11 December 2008

Hitchcock | The Man Who Knew Too Much (1934)

The Man Who Knew Too Much (1934)
written by Charles Bennett, D.B. Wyndham-Lewis, Edwin Greenwood, A.R. Rawlinson and Emlyn Williams

After sixteen movies and nine years of trying, Hitchcock finally knocks one out of the park. Superbly edited and paced, well acted and written, and filled with suspense, humor and drama; this film is miles ahead of anything Hitchcock has done so far.

Man, that Albert Hall sequence is stellar. Watch it and you'll witness the birth of the "Master of Suspense." A jaded veteran of thousands of horror movies, it's rare for a movie to get much of an emotional response out of me. This sequence from a seventy-four-year-old movie got my pulse going. Hitchcock cuts from the terrified Jill to shots of Albert Hall so that both Jill and the audience can scan for the assassin. As the tempo of the cuts increases , we can see the anguish on Jill's face growing as she struggles to decide what to do. Should she stop the assassination and risk her daughter's murder in retailiation, or keep quiet and risk another world war as a result? What a heavy moral quandry! As the scene speeds up, she breaks under the pressure and screams at exactly the right moment to disturb the assassin's aim. Beautiful.

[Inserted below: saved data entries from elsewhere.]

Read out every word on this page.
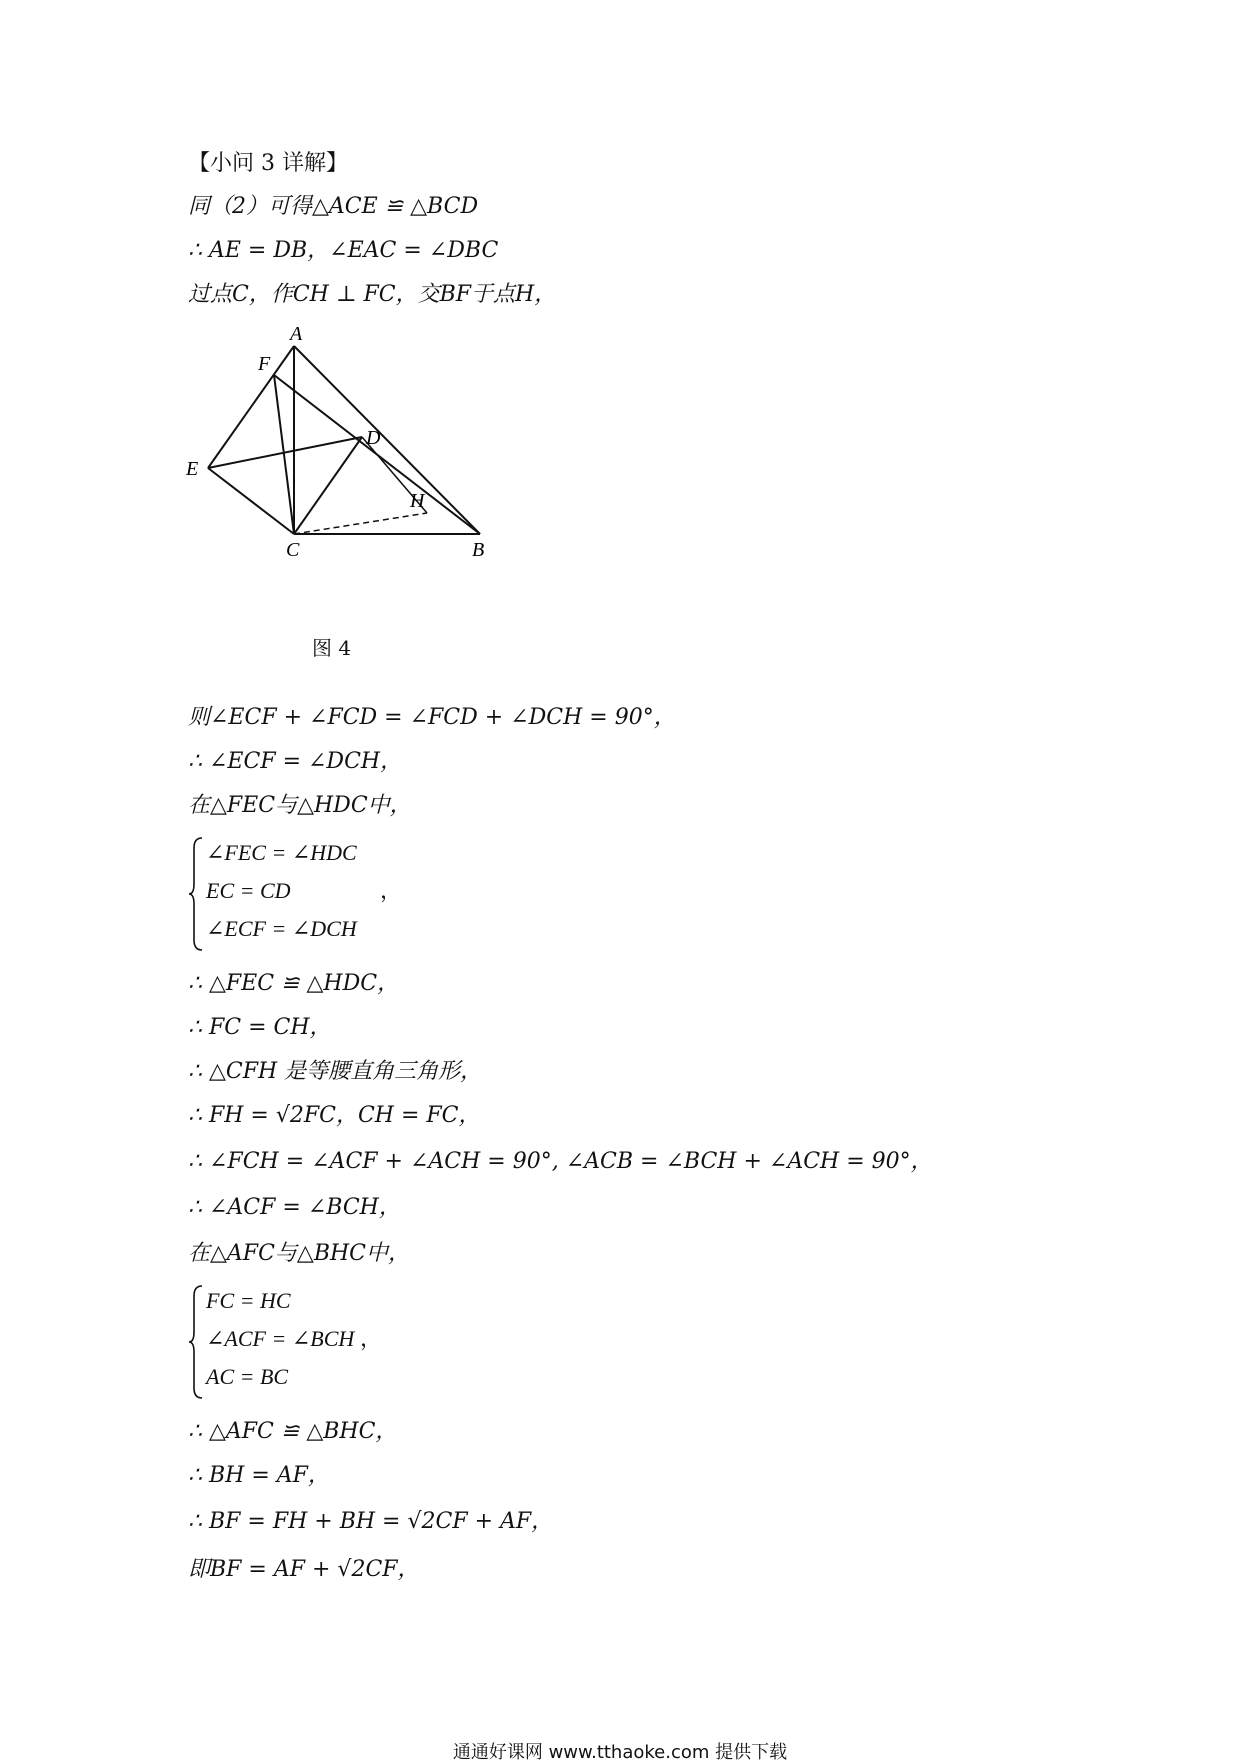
【小问 3 详解】
同（2）可得△ACE ≌ △BCD
∴ AE = DB，∠EAC = ∠DBC
过点C，作CH ⊥ FC，交BF于点H，
A
F
E
D
H
C	B
图 4
则∠ECF + ∠FCD = ∠FCD + ∠DCH = 90°，
∴ ∠ECF = ∠DCH，
在△FEC与△HDC中，
∠FEC = ∠HDC
EC = CD
∠ECF = ∠DCH
，
∴ △FEC ≌ △HDC，
∴ FC = CH，
∴ △CFH 是等腰直角三角形，
∴ FH = √2FC，CH = FC，
∴ ∠FCH = ∠ACF + ∠ACH = 90°, ∠ACB = ∠BCH + ∠ACH = 90°，
∴ ∠ACF = ∠BCH，
在△AFC与△BHC中，
FC = HC
∠ACF = ∠BCH
AC = BC
，
∴ △AFC ≌ △BHC，
∴ BH = AF，
∴ BF = FH + BH = √2CF + AF，
即BF = AF + √2CF，
通通好课网 www.tthaoke.com 提供下载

Albert Hall wasn't the only bright spot. Peter Lorre's great as a soft-spoken, gentleman anarchist. To paraphrase an IMDb user, the film contains the best chair fight in movie history. Half a dozen guys in a room full of easy-to-break wooden chairs = pure awesomeness. The husband and his friend singing messages to each other during the church service's hymn is hilarious. The long gunfight at the end is suprisingly tense. Unlike modern movies where they sound like cannons, the gunshots are given realistic popping sound effects. When a bullet strikes someone on screen, it make no noise at all. This has the affect of making anyone a potential corpse at any second of the movie without any warning at all.

The movie so nice, he made it twice. The only improvement I can possibly see the remake bringing to the table is Jimmy Stewart. I fear the rest will be a disappointment. I can hardly remember the remake at all, so I suppose I shall find out after twenty-five more movies which is the better film. (8/10)

Watched the region 2 DVD released by Network in 2008. I'm not sure why this movie doesn't have a good region 1 release. I'd guess because it's overshadowed by its color remake. This edition uses a scratched-up print, but it's better than any other I've seen.